Sunday, May 17, 2009

 

WaPo OpEd: Web unfair to Newspapers

UPDATE 5/18: Art Brodsky and Kos weigh in.

Yesterday's Washington Post OpEd, Laws That Could Save Journalism is an explicit call for protectionism for the Old Journalism, aka MSM. It whines that, "the playing field has become so uneven."

It's worth noting that even the conservatives aren't saying, "Let the market take it's course," anymore. So now that we've agreed that some regulation is desirable, the next question is, "What kind?"

If a nation wants to remain at the forefront of new technology, its government should regulate to nurture new, young innovations so that established behemoths don't strangle them in their crib. If progress is to occur, a government doesn't regulate to protect big, old, powerful entities from young, new ones. If government is to treat corporations like persons, the least it could do would be to treat mature ones like adults that can take care of themselves!

The Internet's innovations are just beginning. A pro-progress government doesn't say, "We've seen enough of this new stuff," unless it is in the pocket of the old, threatened industry. This is Tim Karr's main point in his HuffPo takedown of the "Save Journalism" OpEd. It's authors are old-media sock puppets.

But there's a bigger point, one that Clay Shirky makes in his March, 2009 essay, Newspapers and Thinking the Unthinkable. This essay points out that newspapers saw the Internet coming miles away. They devised a number of plausible strategies to deal with it. They only missed one of the major plausible scenarios, to wit:

The ability to share content wouldn’t shrink, it would grow. Walled gardens would prove unpopular. Digital advertising would reduce inefficiencies, and therefore profits. Dislike of micropayments would prevent widespread use. People would resist being educated to act against their own desires. Old habits of advertisers and readers would not transfer online. Even ferocious litigation would be inadequate to constrain massive, sustained law-breaking. (Prohibition redux.) . . .
This seems to be the scenario that's playing out. In scenario planning, it's worth taking each, "We'll always have . . . " assumption apart before the scenario exercise is complete.

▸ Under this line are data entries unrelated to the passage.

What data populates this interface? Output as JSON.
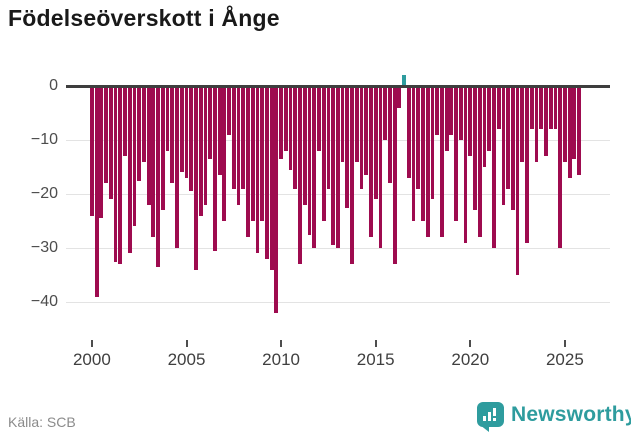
{
  "title": "Födelseöverskott i Ånge",
  "source": "Källa: SCB",
  "logo": {
    "text": "Newsworthy",
    "icon": "newsworthy-bubble-chart-icon"
  },
  "colors": {
    "negative_bar": "#9e0b4f",
    "positive_bar": "#2e9c9e",
    "zero_line": "#3e3e3e",
    "gridline": "#e3e3e3",
    "axis_text": "#4d4d4d",
    "title_text": "#191919",
    "source_text": "#8b8b8b",
    "brand_teal": "#2e9c9e"
  },
  "chart_data": {
    "type": "bar",
    "title": "Födelseöverskott i Ånge",
    "xlabel": "",
    "ylabel": "",
    "frequency": "quarterly",
    "x_start": "2000-Q1",
    "x_end": "2025-Q4",
    "yticks": [
      0,
      -10,
      -20,
      -30,
      -40
    ],
    "xticks": [
      2000,
      2005,
      2010,
      2015,
      2020,
      2025
    ],
    "ylim": [
      -44,
      3
    ],
    "grid": true,
    "legend": false,
    "values": [
      -24,
      -39,
      -24.5,
      -18,
      -21,
      -32.5,
      -33,
      -13,
      -31,
      -26,
      -17.5,
      -14,
      -22,
      -28,
      -33.5,
      -23,
      -12,
      -18,
      -30,
      -16,
      -17,
      -19.5,
      -34,
      -24,
      -22,
      -13.5,
      -30.5,
      -16.5,
      -25,
      -9,
      -19,
      -22,
      -19,
      -28,
      -25,
      -31,
      -25,
      -32,
      -34,
      -42,
      -13.5,
      -12,
      -15.5,
      -19,
      -33,
      -22,
      -27.5,
      -30,
      -12,
      -25,
      -19,
      -29.5,
      -30,
      -14,
      -22.5,
      -33,
      -14,
      -19,
      -16.5,
      -28,
      -21,
      -30,
      -10,
      -18,
      -33,
      -4,
      2,
      -17,
      -25,
      -19,
      -25,
      -28,
      -21,
      -9,
      -28,
      -12,
      -9,
      -25,
      -10,
      -29,
      -13,
      -23,
      -28,
      -15,
      -12,
      -30,
      -8,
      -22,
      -19,
      -23,
      -35,
      -14,
      -29,
      -8,
      -14,
      -8,
      -13,
      -8,
      -8,
      -30,
      -14,
      -17,
      -13.5,
      -16.5
    ]
  }
}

The "death of telcos" was the scenario that AT&T missed while I was working there. Discussing the possibility that AT&T might wither and die was seen as impolite in the extreme. My Rise of the Stupid Network was rejected and I was treated accordingly. Shirky says:

Revolutions create a curious inversion of perception . . . Inside the papers, the pragmatists were the ones simply looking out the window and noticing that the real world was increasingly resembling the unthinkable scenario. These people were treated as if they were barking mad. Meanwhile the people spinning visions of popular walled gardens and enthusiastic micropayment adoption, visions unsupported by reality, were regarded not as charlatans but saviors.
The WaPo OpEd falls short of a useful contribution because its authors didn't read Shirky's piece. Or, if they did, they didn't acknowledge it. Perhaps the OpEd's authors (or the WaPo OpEd editor, who could have asked for appropriate revisions) wasn't aware of it, because it was published only in the blogosphere. They're newspaper folks. They didn't know about Shirky's essay cause it wasn't published in their version of reality. More'n likely, there's the rub.